I worry that if I start from scratch, I am gonna end up in the exact same place since I got here and don't understand how.

Ok, good news, I re-imaged and after about an hour of tinkering it's working.  (My wife is a doctor who does tele-medicine from home so it was tricky to get a downtime, even riskier if I couldn't get back to working; usually she works when kids are in bed and that usually my window for these kind of projects).  I still have my old config backup; I have a lot of firewall rules and services to put back in (I had redirects for google trying to reach their dns from chromecasts to my pihole, I had a zabbix client pointing to my zabbix server, I had wireguard working and want to see if I can restore existing key exchanges, it was tied to my LDAP server, etc).  I really want to compare my old backup with a new one when this is done and see if I can't figure out what was broken.  I want to document that because I found a bunch of people with similar questions that only had incomplete answers: 

1) From the CLI, the WAN interface was DHCP, I set up the lagg between my 2 ports (lagg0), created a vlan 99 interface off of it (lagg0_vlan99) and made that the LAN interface with a static IP and no gateway.

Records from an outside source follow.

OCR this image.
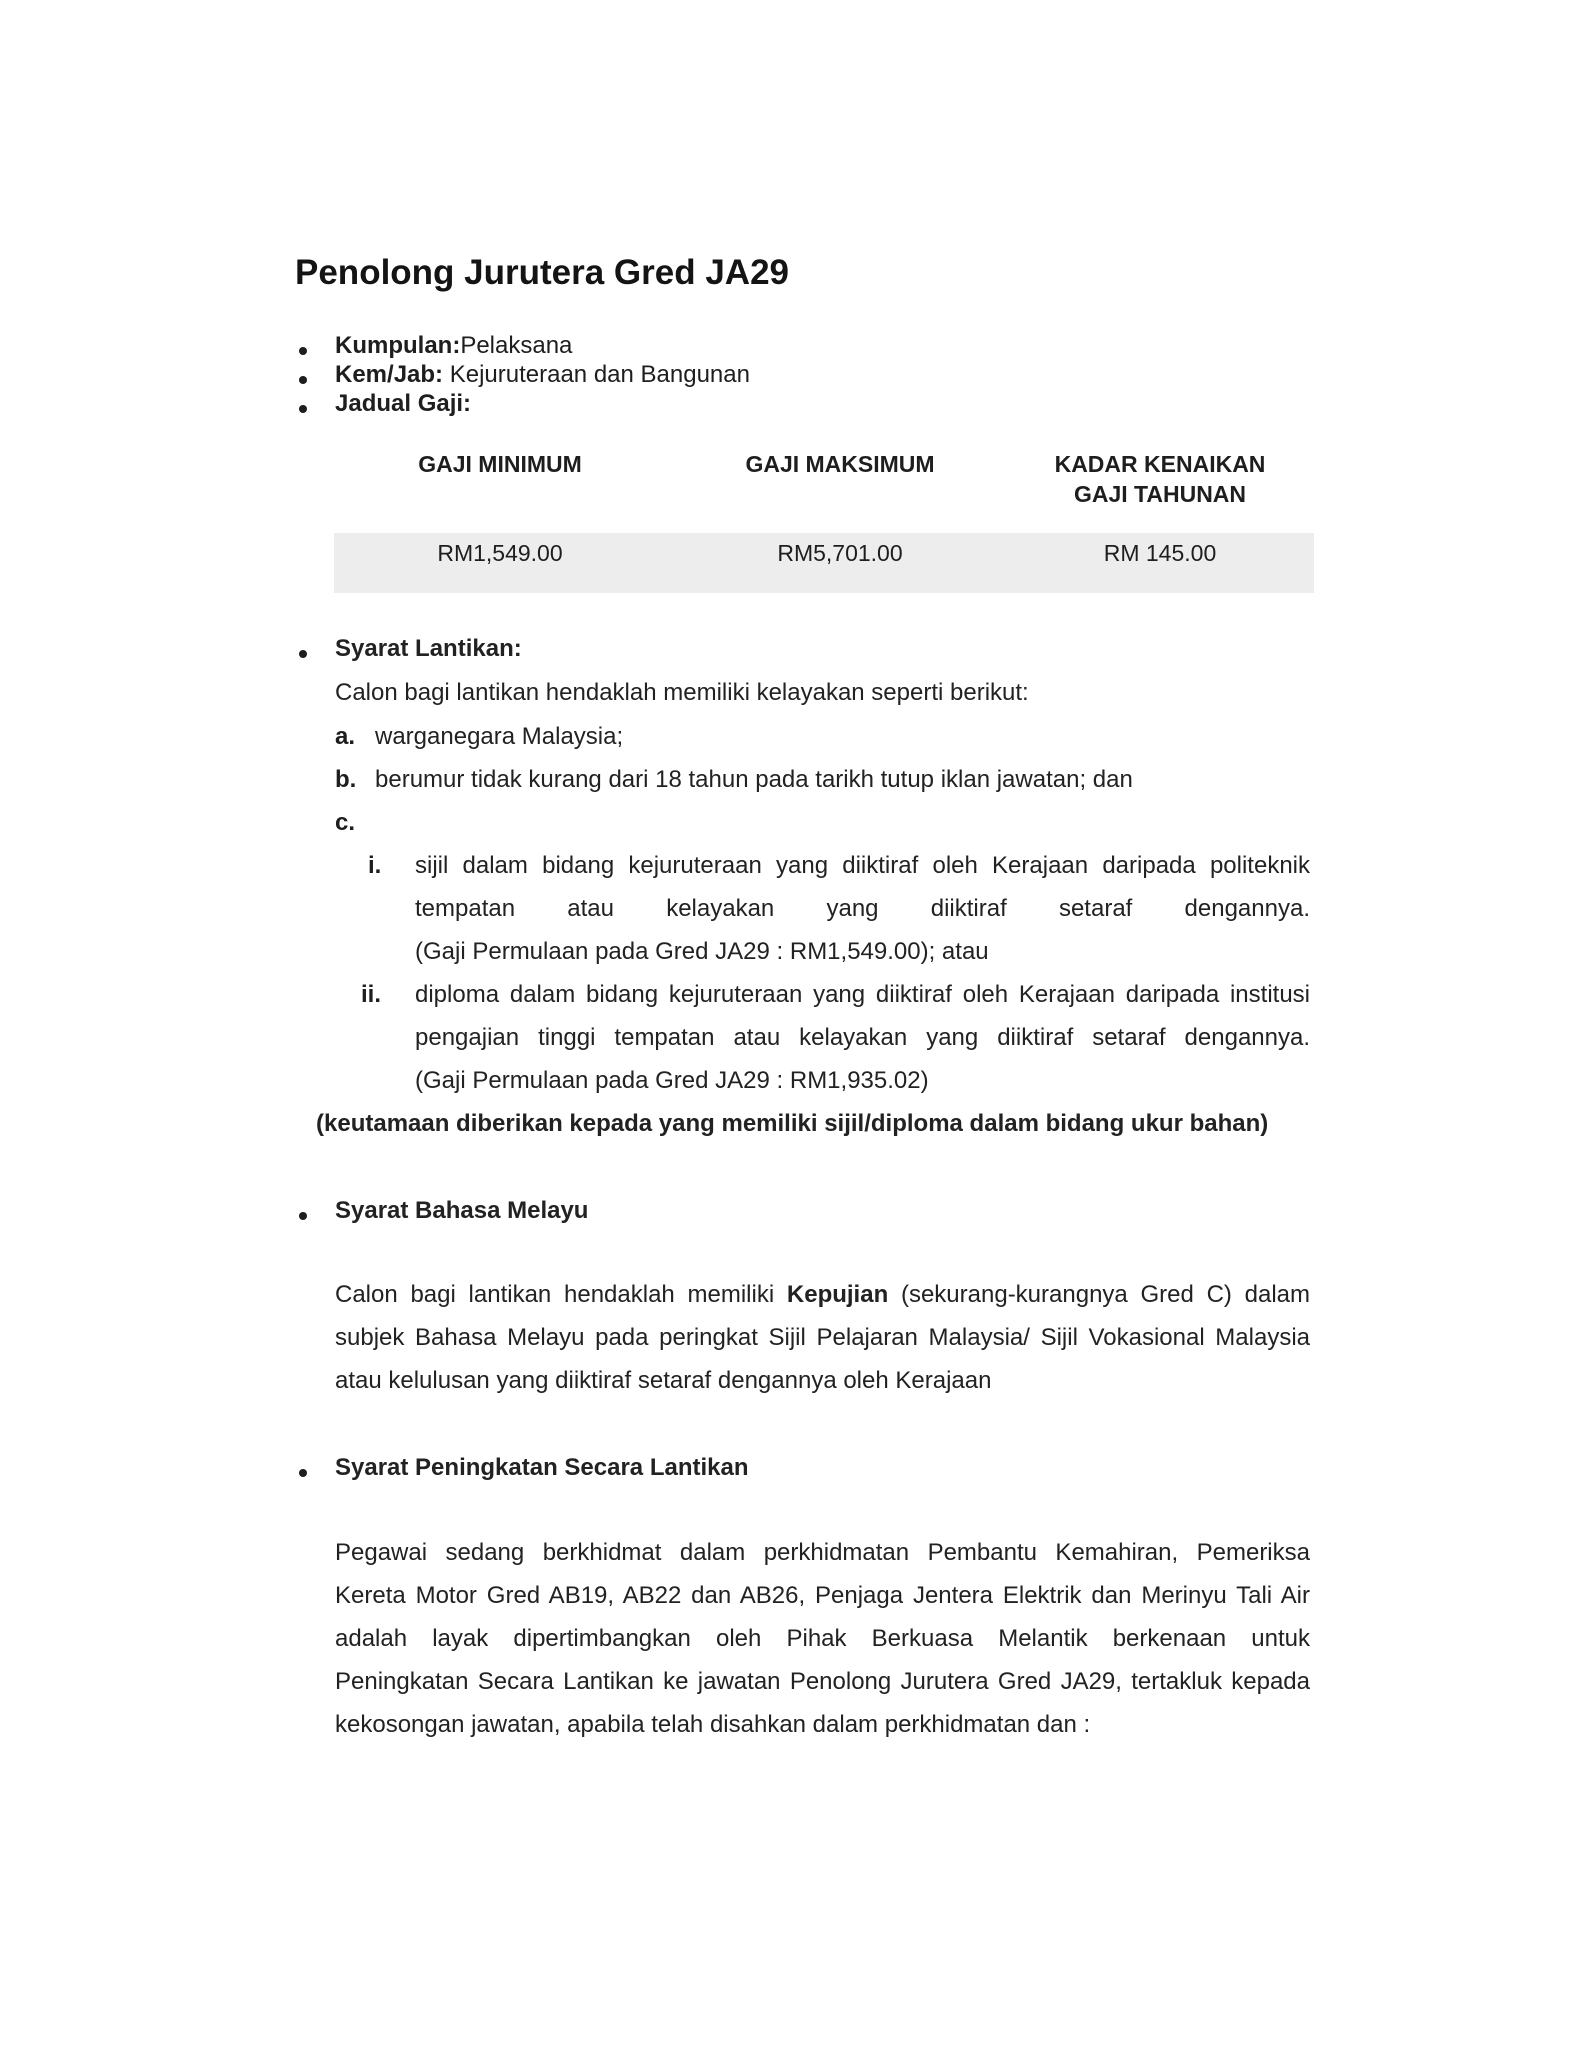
Penolong Jurutera Gred JA29
Kumpulan:Pelaksana
Kem/Jab: Kejuruteraan dan Bangunan
Jadual Gaji:
GAJI MINIMUM	GAJI MAKSIMUM	KADAR KENAIKAN GAJI TAHUNAN
RM1,549.00	RM5,701.00	RM 145.00
Syarat Lantikan:
Calon bagi lantikan hendaklah memiliki kelayakan seperti berikut:
a. warganegara Malaysia;
b. berumur tidak kurang dari 18 tahun pada tarikh tutup iklan jawatan; dan
c.
i. sijil dalam bidang kejuruteraan yang diiktiraf oleh Kerajaan daripada politeknik
tempatan atau kelayakan yang diiktiraf setaraf dengannya.
(Gaji Permulaan pada Gred JA29 : RM1,549.00); atau
ii. diploma dalam bidang kejuruteraan yang diiktiraf oleh Kerajaan daripada institusi
pengajian tinggi tempatan atau kelayakan yang diiktiraf setaraf dengannya.
(Gaji Permulaan pada Gred JA29 : RM1,935.02)
(keutamaan diberikan kepada yang memiliki sijil/diploma dalam bidang ukur bahan)
Syarat Bahasa Melayu
Calon bagi lantikan hendaklah memiliki Kepujian (sekurang-kurangnya Gred C) dalam
subjek Bahasa Melayu pada peringkat Sijil Pelajaran Malaysia/ Sijil Vokasional Malaysia
atau kelulusan yang diiktiraf setaraf dengannya oleh Kerajaan
Syarat Peningkatan Secara Lantikan
Pegawai sedang berkhidmat dalam perkhidmatan Pembantu Kemahiran, Pemeriksa
Kereta Motor Gred AB19, AB22 dan AB26, Penjaga Jentera Elektrik dan Merinyu Tali Air
adalah layak dipertimbangkan oleh Pihak Berkuasa Melantik berkenaan untuk
Peningkatan Secara Lantikan ke jawatan Penolong Jurutera Gred JA29, tertakluk kepada
kekosongan jawatan, apabila telah disahkan dalam perkhidmatan dan :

2) I made a gateway for my 10.99.1.254 LAN gateway, had to assign it to the LAN interface when I made it.  It is not tagged as upstream.  One thing I noticed, WAN_GW is priority 255; it was 254 before.  Just a difference I noticed.

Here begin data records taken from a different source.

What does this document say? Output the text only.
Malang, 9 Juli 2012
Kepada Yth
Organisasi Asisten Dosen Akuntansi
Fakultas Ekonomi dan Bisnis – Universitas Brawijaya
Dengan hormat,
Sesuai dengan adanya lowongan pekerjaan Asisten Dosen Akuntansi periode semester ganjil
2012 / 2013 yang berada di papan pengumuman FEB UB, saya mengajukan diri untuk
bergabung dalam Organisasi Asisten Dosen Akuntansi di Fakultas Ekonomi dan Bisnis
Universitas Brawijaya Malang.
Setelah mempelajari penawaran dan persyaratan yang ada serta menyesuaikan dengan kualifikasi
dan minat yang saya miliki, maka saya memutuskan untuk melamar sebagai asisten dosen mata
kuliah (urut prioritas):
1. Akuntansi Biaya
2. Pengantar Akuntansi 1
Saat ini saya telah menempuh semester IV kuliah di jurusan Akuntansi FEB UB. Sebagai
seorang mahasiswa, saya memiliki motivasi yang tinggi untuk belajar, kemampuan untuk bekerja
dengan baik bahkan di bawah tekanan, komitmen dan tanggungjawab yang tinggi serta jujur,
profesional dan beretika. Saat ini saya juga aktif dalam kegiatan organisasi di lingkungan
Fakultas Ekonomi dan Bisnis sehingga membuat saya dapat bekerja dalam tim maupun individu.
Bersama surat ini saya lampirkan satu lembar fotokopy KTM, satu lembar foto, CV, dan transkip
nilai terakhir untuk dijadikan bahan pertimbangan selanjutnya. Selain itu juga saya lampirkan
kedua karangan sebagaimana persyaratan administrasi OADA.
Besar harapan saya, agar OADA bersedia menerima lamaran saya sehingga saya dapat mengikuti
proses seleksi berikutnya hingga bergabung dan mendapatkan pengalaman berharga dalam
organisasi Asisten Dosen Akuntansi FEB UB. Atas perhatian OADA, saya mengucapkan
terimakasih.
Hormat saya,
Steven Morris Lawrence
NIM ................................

3) I made an alias for each of my VLANS that might need internet access
4) In Outbound NAT, I switched it to Hybrid and made rules to allow traffic through to each VLAN.
5) Under Firewall->Rules->LAN I created a pass rule for each VLAN (This will get tuned later)

With this, LAN clients access the WAN, after putting in a port forward WAN clients can access things on the LAN, the firewall can ping both LAN and WAN.